My concerns as a sculptor are with the transformation of found objects that resonate with imagined histories, and that embody transient notions of gender, utility and fashion of their place in time. Tobacco pipes, household tools, gloves and shoes are items that have served my intent, sometimes in combination with an idiom of repurposed materials such as wood, rope, sawdust, sand and hair.
I’m especially interested in artifacts of leather clothing, always so rapidly outmoded and abandoned to thrift shops, and always bearing the imprints of their successive incarnations. The pores, wrinkles and scars of the animals whose hides were tanned are perceptible beneath the stains and smudges, the lingering odor of perfume or tobacco smoke left by the garments' owners.
I split the garments along their seam lines into the separate components of their patterns. Sometimes I boil the pieces to shrink and stiffen them and to slightly wreck their surface, and then nail them to a board to dry.

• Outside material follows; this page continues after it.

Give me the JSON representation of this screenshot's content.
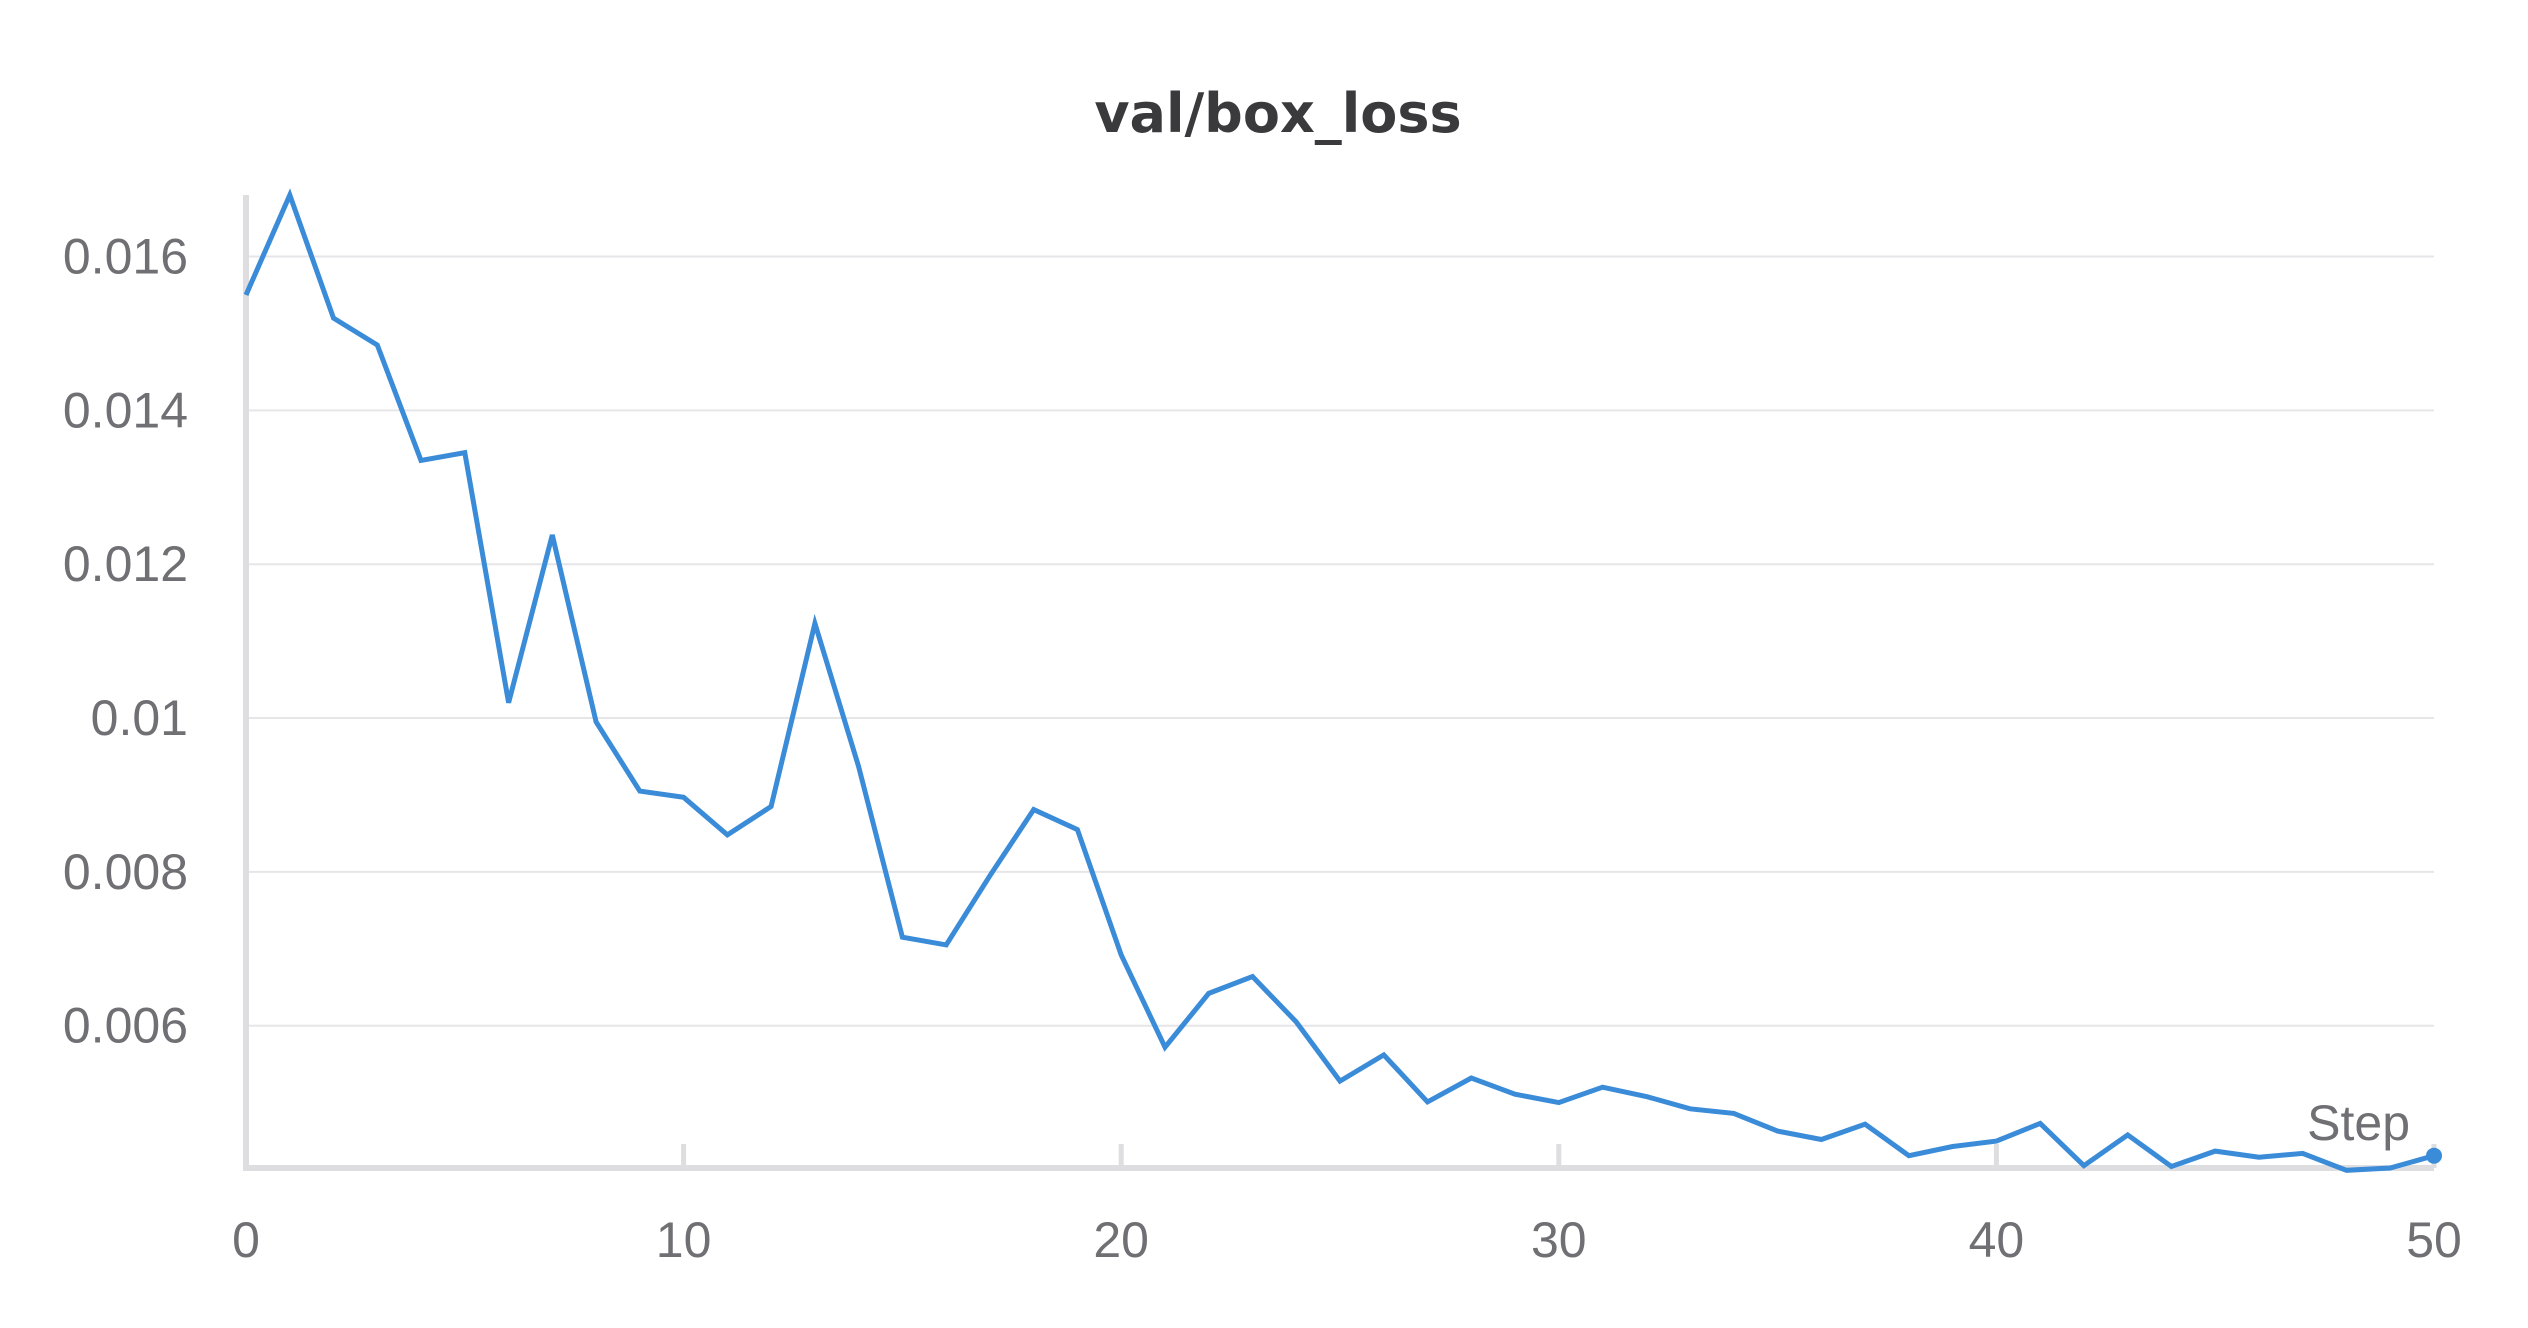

I assemble the aggregate of parts into repeating motifs in which the individual elements display unique characteristics or personalities, essences to be layered under my own interventions like memories. The more fragile works are sewn to muslin grounds. The tougher skins are stitched to thin plywood mounts; the bones under the mounted skins are wooden armatures or cleats.
My art currently resides in the process of applying ages-old domestic alchemies—cooking things with boiling water, altering hand-me-downs to look brand new—to encroach into territories of large-scale figurative and geometric abstraction.